Mrs. Medlicott, as usual, appeared the moment she was talked of, carrying in her arms the illustrious little stranger, of whom she was as vain as if she had borne him herself, and in whose forehead she had already discovered all the protuberances indicative of the most brilliant talents.

The child was enthusiastically admired, and his father was overwhelmed with applause.

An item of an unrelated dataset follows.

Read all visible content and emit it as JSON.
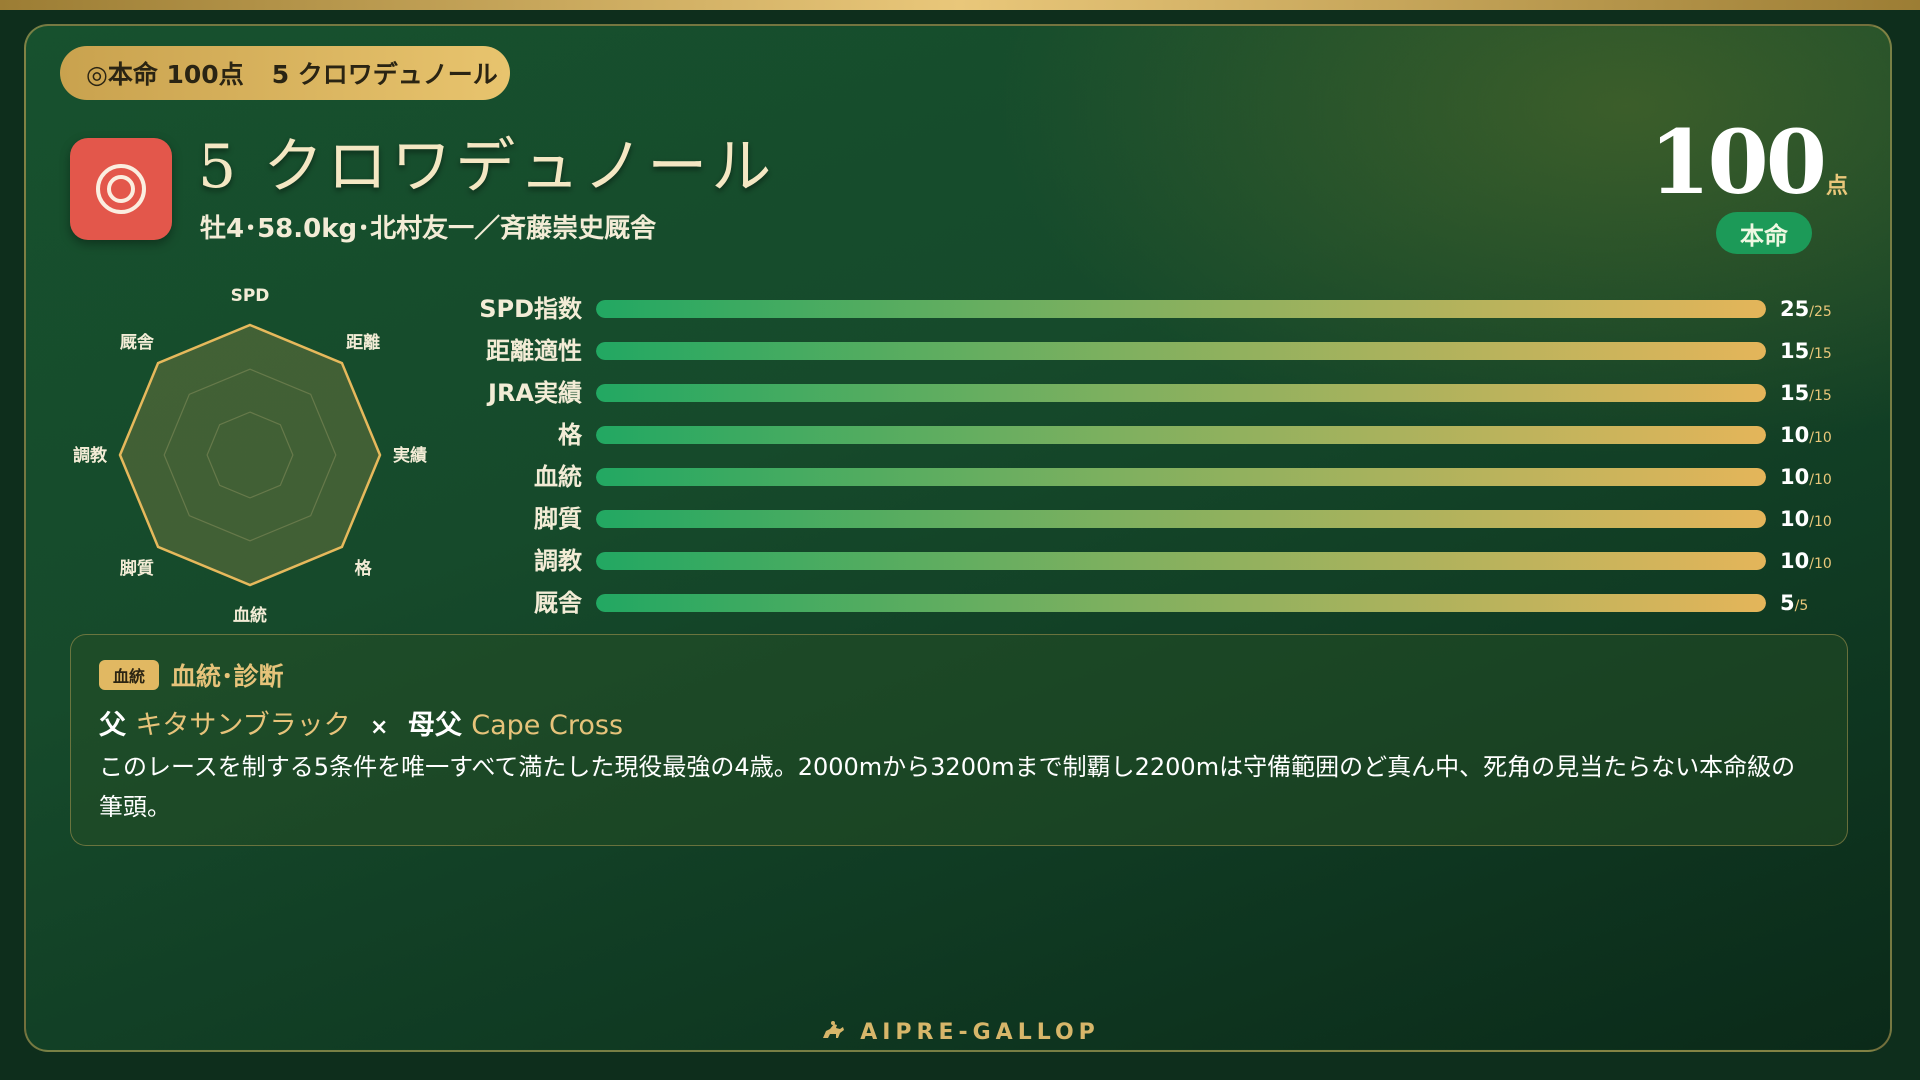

The Canon held his glass so awkwardly while he contemplated the infant prodigy, that some drops of the rosy liquor overflowed and fell on the child's face.

"A jolly christening," said Mr. Cox to Reuben, "your son, sir, is baptised with port." There was great laughing at the incident.

"What shall we call him?" said Reuben.

"Chichester, to be sure," said Dr. Page.

And that most appropriate name was accordingly given to the boy, with the unanimous consent of everybody whose consent was necessary, although the ceremony of baptism was performed afterwards in London, with all becoming regularity and state.